About the Artist

Sean Purcell is a media studies scholar and installation artist. His work focuses at the intersections of medical history, digital humanities, new museology, and medical humanities. A PhD student at Indiana University’s Media School, his dissertation tracks the various specimen practices deployed by medical scientists studying tuberculosis.

A filmmaker by trade, Sean’s research applies arts-based methods to address issues found in medicine’s awful, exploitative pasts. Currently, he is developing a series of works on medical vision, the first of which—a photo essay titled “Dermographic Opacities”—has been published for the digital humanities journal _Epoiesen_. An installation, titled Terminal Imaginaries, is scheduled to be shown in May 2022.

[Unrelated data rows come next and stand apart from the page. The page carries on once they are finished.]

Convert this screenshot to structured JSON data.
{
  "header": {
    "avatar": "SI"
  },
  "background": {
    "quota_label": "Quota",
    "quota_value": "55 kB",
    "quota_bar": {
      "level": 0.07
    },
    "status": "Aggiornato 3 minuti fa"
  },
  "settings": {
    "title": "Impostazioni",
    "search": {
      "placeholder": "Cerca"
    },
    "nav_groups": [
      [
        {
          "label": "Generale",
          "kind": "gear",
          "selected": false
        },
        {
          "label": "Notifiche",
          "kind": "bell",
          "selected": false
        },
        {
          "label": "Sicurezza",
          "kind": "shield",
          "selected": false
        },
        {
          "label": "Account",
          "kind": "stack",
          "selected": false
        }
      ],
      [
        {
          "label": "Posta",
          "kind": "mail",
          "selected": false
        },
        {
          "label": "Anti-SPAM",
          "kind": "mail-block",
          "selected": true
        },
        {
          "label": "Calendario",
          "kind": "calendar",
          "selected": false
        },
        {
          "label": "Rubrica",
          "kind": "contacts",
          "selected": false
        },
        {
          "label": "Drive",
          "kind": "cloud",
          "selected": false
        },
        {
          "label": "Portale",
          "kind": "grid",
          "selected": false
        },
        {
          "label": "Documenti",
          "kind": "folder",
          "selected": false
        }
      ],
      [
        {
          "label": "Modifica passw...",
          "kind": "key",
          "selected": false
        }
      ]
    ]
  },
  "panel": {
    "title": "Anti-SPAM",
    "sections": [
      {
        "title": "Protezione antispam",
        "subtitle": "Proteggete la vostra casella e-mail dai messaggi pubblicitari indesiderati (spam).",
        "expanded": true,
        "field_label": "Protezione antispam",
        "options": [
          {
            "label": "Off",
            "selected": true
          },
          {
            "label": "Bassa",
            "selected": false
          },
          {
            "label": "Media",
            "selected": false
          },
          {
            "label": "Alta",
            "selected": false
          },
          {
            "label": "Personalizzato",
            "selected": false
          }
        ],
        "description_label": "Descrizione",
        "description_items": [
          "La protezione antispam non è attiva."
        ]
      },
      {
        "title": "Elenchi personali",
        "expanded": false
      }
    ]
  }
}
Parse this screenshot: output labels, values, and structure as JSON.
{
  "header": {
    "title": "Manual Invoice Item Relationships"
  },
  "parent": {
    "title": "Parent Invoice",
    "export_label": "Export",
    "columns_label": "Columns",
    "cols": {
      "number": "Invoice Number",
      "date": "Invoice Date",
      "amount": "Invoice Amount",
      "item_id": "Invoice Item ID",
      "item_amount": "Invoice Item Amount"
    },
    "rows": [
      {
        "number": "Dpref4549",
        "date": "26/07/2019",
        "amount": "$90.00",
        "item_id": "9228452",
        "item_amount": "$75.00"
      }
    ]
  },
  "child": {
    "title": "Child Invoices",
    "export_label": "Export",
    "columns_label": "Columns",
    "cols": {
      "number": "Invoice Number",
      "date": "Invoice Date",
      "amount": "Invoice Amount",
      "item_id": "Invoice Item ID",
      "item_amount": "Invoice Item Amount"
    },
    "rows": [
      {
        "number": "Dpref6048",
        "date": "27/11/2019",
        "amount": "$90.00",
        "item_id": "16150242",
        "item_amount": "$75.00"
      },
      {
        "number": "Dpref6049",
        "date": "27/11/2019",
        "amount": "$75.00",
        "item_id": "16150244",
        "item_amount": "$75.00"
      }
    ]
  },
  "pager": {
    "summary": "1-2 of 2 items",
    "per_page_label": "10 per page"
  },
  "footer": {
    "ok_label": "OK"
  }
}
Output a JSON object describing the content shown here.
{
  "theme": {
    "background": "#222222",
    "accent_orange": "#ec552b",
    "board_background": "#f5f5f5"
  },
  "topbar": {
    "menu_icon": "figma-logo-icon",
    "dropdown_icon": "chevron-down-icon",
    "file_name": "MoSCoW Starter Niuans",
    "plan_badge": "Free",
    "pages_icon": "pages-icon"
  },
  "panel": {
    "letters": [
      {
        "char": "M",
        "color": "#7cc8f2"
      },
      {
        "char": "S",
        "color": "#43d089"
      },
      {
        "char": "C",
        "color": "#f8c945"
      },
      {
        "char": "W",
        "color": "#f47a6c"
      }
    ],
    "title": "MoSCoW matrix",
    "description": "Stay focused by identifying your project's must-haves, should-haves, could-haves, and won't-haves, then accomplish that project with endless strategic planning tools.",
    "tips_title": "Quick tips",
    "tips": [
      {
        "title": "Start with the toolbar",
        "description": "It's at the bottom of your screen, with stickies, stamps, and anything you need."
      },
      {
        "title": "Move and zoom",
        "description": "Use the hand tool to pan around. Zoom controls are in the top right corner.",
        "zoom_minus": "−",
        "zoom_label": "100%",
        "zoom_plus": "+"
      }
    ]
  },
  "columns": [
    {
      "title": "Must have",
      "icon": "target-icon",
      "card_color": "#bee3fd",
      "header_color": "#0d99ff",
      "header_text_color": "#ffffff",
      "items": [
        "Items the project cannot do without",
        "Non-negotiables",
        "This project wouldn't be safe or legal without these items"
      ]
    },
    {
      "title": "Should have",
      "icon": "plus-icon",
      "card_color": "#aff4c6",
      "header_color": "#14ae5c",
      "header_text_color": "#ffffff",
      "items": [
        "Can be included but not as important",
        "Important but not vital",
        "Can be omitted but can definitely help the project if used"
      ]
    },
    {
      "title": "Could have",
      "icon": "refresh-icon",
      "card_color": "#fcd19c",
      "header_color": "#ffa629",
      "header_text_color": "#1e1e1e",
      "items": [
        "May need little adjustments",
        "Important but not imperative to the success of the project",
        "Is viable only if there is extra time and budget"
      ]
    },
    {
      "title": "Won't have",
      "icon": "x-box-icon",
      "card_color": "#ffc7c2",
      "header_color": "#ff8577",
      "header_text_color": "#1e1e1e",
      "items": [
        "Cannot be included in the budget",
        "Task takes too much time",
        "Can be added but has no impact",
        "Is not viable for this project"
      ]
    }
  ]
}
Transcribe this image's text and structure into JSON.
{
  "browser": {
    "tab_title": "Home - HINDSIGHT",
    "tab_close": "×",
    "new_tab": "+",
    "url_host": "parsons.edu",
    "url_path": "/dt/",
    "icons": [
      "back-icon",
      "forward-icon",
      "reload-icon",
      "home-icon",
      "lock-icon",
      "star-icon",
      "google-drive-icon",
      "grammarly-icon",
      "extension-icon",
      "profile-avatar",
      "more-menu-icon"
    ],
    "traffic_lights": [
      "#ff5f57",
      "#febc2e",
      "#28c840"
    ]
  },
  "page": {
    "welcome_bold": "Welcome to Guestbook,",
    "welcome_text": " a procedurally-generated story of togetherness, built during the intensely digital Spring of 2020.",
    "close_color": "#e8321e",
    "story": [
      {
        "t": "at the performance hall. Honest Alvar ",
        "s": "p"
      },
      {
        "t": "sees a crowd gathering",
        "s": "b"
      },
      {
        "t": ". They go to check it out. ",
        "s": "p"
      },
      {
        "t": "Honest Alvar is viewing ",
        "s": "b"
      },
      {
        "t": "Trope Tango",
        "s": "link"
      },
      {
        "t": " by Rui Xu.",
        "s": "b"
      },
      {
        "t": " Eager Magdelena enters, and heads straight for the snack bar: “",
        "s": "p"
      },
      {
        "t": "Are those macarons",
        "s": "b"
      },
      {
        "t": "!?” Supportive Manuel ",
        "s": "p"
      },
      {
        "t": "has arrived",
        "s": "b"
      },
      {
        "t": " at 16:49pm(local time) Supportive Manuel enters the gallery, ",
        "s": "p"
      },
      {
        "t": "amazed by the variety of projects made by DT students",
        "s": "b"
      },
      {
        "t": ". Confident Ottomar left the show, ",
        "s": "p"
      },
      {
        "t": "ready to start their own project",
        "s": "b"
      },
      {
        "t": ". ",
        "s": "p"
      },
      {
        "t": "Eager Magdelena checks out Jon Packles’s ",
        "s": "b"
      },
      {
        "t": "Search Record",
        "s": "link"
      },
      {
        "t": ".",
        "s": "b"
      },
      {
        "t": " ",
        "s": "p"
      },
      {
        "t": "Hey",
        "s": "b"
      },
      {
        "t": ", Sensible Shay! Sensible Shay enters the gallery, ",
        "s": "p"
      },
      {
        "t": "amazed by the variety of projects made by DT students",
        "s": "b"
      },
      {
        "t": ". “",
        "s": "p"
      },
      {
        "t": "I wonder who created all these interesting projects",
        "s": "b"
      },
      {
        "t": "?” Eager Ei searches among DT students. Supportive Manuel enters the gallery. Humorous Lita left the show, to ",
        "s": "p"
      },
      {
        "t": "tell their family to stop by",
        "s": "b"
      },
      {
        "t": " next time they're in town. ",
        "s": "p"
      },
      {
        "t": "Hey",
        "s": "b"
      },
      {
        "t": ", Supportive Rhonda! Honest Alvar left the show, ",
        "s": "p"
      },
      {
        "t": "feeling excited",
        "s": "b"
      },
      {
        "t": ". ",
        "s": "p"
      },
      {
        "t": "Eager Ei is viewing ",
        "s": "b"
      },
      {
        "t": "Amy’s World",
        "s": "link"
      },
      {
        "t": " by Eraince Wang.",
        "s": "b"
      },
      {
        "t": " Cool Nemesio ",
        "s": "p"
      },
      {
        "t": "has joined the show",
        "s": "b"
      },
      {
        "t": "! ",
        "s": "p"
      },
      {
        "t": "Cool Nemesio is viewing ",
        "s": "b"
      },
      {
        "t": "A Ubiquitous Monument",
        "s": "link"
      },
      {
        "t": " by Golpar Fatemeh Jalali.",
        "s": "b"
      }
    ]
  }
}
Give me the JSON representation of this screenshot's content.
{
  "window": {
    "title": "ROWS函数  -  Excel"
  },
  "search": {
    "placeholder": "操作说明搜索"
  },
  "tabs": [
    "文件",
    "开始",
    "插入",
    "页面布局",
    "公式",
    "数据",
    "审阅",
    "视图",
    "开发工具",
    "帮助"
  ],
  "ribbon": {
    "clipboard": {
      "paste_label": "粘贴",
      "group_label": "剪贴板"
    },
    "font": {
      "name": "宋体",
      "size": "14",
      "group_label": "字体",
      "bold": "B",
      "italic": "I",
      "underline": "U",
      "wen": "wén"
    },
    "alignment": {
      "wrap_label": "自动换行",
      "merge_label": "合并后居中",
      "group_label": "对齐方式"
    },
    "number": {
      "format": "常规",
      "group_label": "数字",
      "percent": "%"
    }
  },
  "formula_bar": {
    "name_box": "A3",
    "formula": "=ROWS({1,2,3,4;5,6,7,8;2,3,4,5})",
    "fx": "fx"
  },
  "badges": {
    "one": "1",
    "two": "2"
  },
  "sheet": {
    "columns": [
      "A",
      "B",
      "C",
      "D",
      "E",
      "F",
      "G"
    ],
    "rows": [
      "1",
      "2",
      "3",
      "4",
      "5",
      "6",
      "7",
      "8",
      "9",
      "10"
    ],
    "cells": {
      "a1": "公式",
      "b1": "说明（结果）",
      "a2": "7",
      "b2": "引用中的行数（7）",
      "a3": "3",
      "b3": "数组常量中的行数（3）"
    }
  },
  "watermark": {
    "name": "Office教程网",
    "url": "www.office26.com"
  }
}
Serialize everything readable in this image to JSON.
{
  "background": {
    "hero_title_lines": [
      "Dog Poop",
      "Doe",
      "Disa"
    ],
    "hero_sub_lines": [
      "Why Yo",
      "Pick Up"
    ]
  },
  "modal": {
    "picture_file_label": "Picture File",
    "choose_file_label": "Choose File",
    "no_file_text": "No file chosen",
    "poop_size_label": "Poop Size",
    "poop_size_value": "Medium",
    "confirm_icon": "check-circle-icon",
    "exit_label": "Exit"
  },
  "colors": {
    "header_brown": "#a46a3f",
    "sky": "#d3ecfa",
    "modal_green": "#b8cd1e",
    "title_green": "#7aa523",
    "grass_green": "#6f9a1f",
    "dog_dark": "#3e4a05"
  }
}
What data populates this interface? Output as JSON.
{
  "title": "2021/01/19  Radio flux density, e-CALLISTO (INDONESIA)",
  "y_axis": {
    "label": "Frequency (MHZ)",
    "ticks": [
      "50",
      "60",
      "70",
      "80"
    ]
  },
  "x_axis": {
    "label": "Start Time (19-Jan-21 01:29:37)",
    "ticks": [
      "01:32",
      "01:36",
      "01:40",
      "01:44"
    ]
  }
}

Before producing these multimedia projects, Sean wrote and directed experimental documentaries. His two most recent works, The Vivisected Earth and The Modern Orpheus, used found footage images to explore areas of thought ignored or overlooked by American artists, and confront the emotions that emerged after engaging with these images. The Vivisected Earth addressed the guilt of the American consumer, focusing on consumption's primary moral dilemma--is it ethical for me to eat another, even if I must do so to survive? The Modern Orpheus addressed the forgotten cultural guilt concerning America's use of the atomic bomb in World War II.

Sean's award winning work has been featured at film festivals both nationally and internationally.